The most famous book in the Valentine corpus appeared in 1604 under the grand title of "The Triumphal Chariot of Antimony (Der Triumph-Wagen Antimonii)". [..] Valentine first describes a way to isolate the Sulfur of antimony. He begins by making "glass of antimony" (vitrum antimonii) - a vitreous substance used commonly (and perilously) to induce vomiting. He extracts the glass with vinegar to provide a red liquid, evaporates the liquid to a gummy residue, the extracts the residue with spirit of wine (alcohol) to give a sweet red oil. This oil is suposedly the Sulfur of antimony, and is no longer emetic or purgative because all poisonous qualities have been separated.

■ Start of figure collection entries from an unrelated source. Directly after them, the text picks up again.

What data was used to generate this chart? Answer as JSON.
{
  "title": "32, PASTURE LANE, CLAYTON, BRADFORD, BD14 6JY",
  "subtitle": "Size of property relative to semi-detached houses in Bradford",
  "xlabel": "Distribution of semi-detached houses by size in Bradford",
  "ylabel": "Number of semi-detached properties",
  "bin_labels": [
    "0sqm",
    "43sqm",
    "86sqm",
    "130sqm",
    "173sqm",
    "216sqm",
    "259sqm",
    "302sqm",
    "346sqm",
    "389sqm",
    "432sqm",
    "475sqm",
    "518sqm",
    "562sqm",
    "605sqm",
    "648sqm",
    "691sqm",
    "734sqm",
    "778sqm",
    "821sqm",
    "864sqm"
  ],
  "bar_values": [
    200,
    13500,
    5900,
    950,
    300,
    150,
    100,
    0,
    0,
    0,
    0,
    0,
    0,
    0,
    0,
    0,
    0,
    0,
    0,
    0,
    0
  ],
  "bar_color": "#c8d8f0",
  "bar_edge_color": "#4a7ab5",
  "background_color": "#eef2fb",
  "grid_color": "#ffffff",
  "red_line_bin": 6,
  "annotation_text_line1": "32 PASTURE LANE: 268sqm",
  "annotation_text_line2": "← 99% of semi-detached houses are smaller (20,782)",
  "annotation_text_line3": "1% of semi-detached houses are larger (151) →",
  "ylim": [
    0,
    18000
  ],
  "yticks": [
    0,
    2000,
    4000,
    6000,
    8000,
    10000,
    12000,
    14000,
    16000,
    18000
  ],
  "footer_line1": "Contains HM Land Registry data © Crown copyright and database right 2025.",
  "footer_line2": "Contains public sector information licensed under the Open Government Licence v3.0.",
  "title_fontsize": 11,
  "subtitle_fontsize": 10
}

[...]Making the glass of antimony seemed a trivial preparation: this material appears commonly in early modern pharmacopoeia. Valentine even apologizes for starting with something so easy, but the initial results of replicating his procedure showed that the apology was unnecessary. Valentine instructs the reader to grind antimony ore (stibnite, native antimony sulfide), roast it slowly until it turns light gray, melt this "ash" in a crucible, and the pour out the molten material to provide "a beautiful, yellow, transparent glass". Accordingly, I took antimony sulfide and roasted it (laboriously, since it takes two or three hours of gentle heating and constant stirring, a process known as calcination) to a light gray "ash". This ash - predominantly antimony oxides - melted only with great difficulty, and when poured out solidified to a dirty gray lump. Many repeated attempts, with modifications to the temperature and duration of roasting and the length of time the ash was kept molten, always gave the same miserable result. After having exhausted other ideas, I obtained a sample of ore from Eastern Europe (Valentine specifies the use of "Hungarian antimony"), ground it, roasted it, fused the ash, all exactly as before - and this time obtained the beautiful, yellow, transparent glass.

What finally went right ? Analysis of the ore showed that it contained a small amount of quartz, one of the most common minerals on earth. This minute quantity, about 1 or 2 percent of the ore's total weight, proved to be the key; without its presence, the glass does not form. In fact, when i took the ugly gray lumps from the failed trials, remelted them, and added a pinch of powdered quartz (or silica, silicon dioxide), they also turned into beautiful golden glasses.

[...] Valentine next tells readers to powder the glass and extract it with vinegar to produce a red solution. Once again, theprocess failed. The yellow glass made with the addition of quartz gave no color to vinegar, even after weeks of stirring. The glass made from the ore gave only a pale reddish color after several days. Chemical analysis provided a surprise: this redness was due not to any antimony compound but rather to iron acetate, undoubtedly from trace amounts of iron in the ore. This red material was formed in such a small quantity that it seemed impossible for Valentine to have made as much of it as he claimed. This time the key lay in a disregarded detail in his recipe: Valentine writes that he stirred the roasting ore with an iron hook, and the stirred the molten glass with an iron rod. Antimony  compounds corrode iron very quickly. Thus, Valentine's iron tools enriched his glass with iron compounds. They provided the very substance he was isolating as the "Sulfur of antimony". Valentine's Sulfur of antimony actually contains nno antimony whatsoever; it was extracted not from the antimony but rather from his laboratory ustensils!

This amusing conclusion explains Valentine's claims and observations perfectly. Vinegar dissolves the iron out of the glass, but also dissolves some antimony compounds - hence, the vinegar extract still has the purgative properties Valentine noted. But after the vinegar solution is evaporated, and the gummy residue is extracted with spirit of wine, only the iron acetate disolves, leaving all the antimony behind in insoluble residues. As Valentine writes (correctly), "the residue that remains behind contains the poison, the extraction takes up only the medicine". The alcohol extract is completely nontoxic, and is, just as Valentine says, "sweet", for iron acetate has a slightly saccharine taste.